12Cuando venís a presentaros ante mí, ¿quién pide esto de vosotros? Dejad de hollar mis atrios
13para traerme ofrendas vanas; me causa horror su incienso. Novilunios, sábados, asambleas..., ¡ya no soporto más sacrificios ni fiestas!
14Vuestros novilunios, vuestras solemnidades me son aborrecibles: se me han vuelto un peso, y estoy harto de aguantarlas.
15Cuando extendéis las manos, aparto mis ojos de vosotros; aunque multipliquéis vuestras plegarias, no las escucho. Vuestras manos están llenas de sangre.
16Lavaos, purificaos, alejad vuestras malas acciones de mis ojos; dejad de hacer el mal.
17Aprended a hacer el bien, buscad lo que es justo, socorred al oprimido, haced justicia al huérfano, defended a la viuda.
18Venid, pues, y discutamos, dice el Señor. Aunque vuestros pecados sean como la grana, blanquearán como la nieve; si fueren rojos cual la púrpura, se volverán como la lana.
19Si sois sumisos y obedientes, comeréis los frutos del país;
20pero si resistís y os rebeláis, seréis devorados por la espada. Lo ha dicho el Señor.
21¡Cómo se ha prostituido la ciudad fiel, Sión, tan llena de justicia! Moraba en ella el derecho; ¡ahora, en cambio, asesinos!
22Tu plata se ha convertido en escoria, tu vino está mezclado con agua.
23Tus jefes son unos rebeldes, compinches de ladrones; todos hambrean recompensas y van detrás de los regalos; no hacen justicia al huérfano, ni atienden la causa de la viuda.
24Por eso dice el Señor todopoderoso, el Fuerte de Israel: ¡Ah, yo me vengaré de mis adversarios, daré cuenta de mis enemigos!
25Volveré mi mano contra ti, fundiré tus escorias y apartaré tu plomo.
26Haré a tus jueces como eran y a tus consejeros como antes. En adelante se te llamará: ciudad de la justicia, ciudad fiel.

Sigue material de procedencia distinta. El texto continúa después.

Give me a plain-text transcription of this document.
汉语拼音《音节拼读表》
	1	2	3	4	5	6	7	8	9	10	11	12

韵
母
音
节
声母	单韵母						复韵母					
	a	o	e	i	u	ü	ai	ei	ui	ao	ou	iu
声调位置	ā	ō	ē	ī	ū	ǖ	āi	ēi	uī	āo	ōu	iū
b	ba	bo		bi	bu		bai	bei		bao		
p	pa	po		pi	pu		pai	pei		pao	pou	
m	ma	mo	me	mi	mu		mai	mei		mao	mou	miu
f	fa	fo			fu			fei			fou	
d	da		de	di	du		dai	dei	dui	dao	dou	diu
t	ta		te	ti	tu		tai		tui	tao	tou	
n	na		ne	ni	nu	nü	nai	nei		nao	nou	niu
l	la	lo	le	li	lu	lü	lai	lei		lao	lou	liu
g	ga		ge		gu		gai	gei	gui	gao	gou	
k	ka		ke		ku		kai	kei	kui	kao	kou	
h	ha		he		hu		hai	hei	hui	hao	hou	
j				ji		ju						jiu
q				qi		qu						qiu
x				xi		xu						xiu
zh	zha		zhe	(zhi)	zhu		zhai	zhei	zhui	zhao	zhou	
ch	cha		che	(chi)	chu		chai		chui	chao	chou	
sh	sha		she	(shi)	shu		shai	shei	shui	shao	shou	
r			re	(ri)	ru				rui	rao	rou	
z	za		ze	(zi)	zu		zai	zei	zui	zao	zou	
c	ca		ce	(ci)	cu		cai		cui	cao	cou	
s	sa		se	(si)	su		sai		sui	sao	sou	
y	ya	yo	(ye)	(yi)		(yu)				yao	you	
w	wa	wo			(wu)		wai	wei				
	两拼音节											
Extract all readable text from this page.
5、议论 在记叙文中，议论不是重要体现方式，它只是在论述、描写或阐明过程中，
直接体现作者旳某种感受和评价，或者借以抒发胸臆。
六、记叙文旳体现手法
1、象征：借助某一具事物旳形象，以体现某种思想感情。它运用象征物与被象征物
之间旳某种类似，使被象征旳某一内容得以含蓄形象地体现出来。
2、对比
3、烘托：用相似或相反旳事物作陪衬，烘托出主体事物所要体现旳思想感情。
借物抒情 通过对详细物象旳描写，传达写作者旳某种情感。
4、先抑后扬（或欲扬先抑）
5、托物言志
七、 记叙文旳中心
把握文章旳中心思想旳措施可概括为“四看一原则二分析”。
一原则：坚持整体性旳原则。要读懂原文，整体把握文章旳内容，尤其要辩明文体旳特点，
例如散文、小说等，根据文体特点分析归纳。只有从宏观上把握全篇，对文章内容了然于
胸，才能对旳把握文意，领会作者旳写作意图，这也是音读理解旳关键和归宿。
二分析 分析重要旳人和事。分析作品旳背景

27Sión será redimida con el derecho, y sus convertidos con la justicia.
28Los rebeldes y los pecadores serán a una destrozados, y aquellos que se alejen del Señor perecerán.
29¡Oh, sí, tendréis vergüenza de los terebintos en que ahora os deleitáis, y os sonrojaréis de los jardines que tanto os gustan!
30Pues quedaréis igual que un terebinto de hojas marchitas, lo mismo que un jardín que ya no tiene agua.
31El hombre fuerte se hará estopa, y su obra una chispa; arderán los dos juntos, y no habrá quien lo extinga.